In the illustrated embodiment, structure for temporarily securing the rotors and housing parts in place relative to each other is provided. The rotors and the housing parts are each formed with a hole located for radial alignment about the axis 14 with corresponding holes in the other parts. When the device 10 has been assembled, the holes are aligned on a common axis 185 (see FIG. 4) by rotating one of the rotors. The device parts remain essentially in their predeteimined relative positions. In the illustrated embodiment the securing structure comprises a removable pin 190 inserted through the holes along the axis 185 and secured in place to the device 10.

The device 10 is subsequently assembled to a shaft unit 12 as a unitary precalibrated component. Preferably the device 10 is initially assembled to the shaft region 22. The device 10 is oriented with respect to the shaft region so that the flat engaging surfaces on the shaft region 22 and the interior periphery of the rotor 34 are aligned. A pressing tool (not shown) engages the outwardly facing end 67 of the rotor body 60 and forces the device 10 onto the shaft region 22. The rotor body 60 engages and transmits the mounting force directly to the rotor body 80 so the housing components and other elements of the device 10 are not over-stressed.

Installation is completed by attaching the torque transmitting element 24 and the second shaft region 22 to the first shaft region. The second shaft region is aligned with the rotor body 60 so that the conforming flat surfaces on the rotor body and the shaft region are aligned when the second shaft region is angularly related properly to the first shaft region. The second shaft region 22 is then pressed into the rotor body 60. The slightly resilient nature of the shaft locking structures, 62, 82 not only frictionally secures the rotor bodies in place but also provides for a limited degree of "spring back" away from the direction of pressing motion so that a slight clearance between the rotor bodies 60, 80 exists after installation of the device 10.

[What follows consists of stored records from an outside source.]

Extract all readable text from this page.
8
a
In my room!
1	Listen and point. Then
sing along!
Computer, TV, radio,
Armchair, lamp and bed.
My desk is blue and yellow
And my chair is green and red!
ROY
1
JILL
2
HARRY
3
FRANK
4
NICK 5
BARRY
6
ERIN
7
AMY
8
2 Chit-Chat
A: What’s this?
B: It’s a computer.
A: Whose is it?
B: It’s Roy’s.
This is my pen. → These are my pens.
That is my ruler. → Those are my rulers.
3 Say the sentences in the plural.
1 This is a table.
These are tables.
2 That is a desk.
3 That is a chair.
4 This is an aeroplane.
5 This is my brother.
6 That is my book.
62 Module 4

The pin 190 is next removed to free the internal device components 10 for relative movement. Because the device components are accurately aligned with each other before installation and since the shaft regions 22, 24 are properly aligned with the rotor bodies 60, 80 during installation, further calibration is not necessary. It should be noted that the pin 190 and aligned holes may be replaced by adhesive tape for temporarily securing the rotors together after calibration. The tape is applied to the inner peripheries of the rotors to prevent relative rotation before the device 10 is assembled to the shaft regions. The tape is removed just before placing the device on the shaft region. It is also possible that shear pins or other frangible connectors might be employed for the same purpose.

The housing 30 can be fixed with respect to the unit 12 by any suitable structure. For example, the housing can be formed with spine-like projections interfitting with conforming recesses in a shaft unit supporting bearing housing, or can be keyed in place to such a housing. Any suitable form of attachment for securing the housing 30 against motion relative to the axis 14 can be employed.

While a single preferred construction of a signalling device embodying the present invention has been illustrated and described in considerable detail the present invention is not to be considered limited to the precise construction disclosed. Various adaptations, modifications and uses of the invention may occur to those skilled in the art to which the invention relates. The intention is to cover hereby all such adaptations, modifications and uses which fall within the spirit or scope of the appended claims.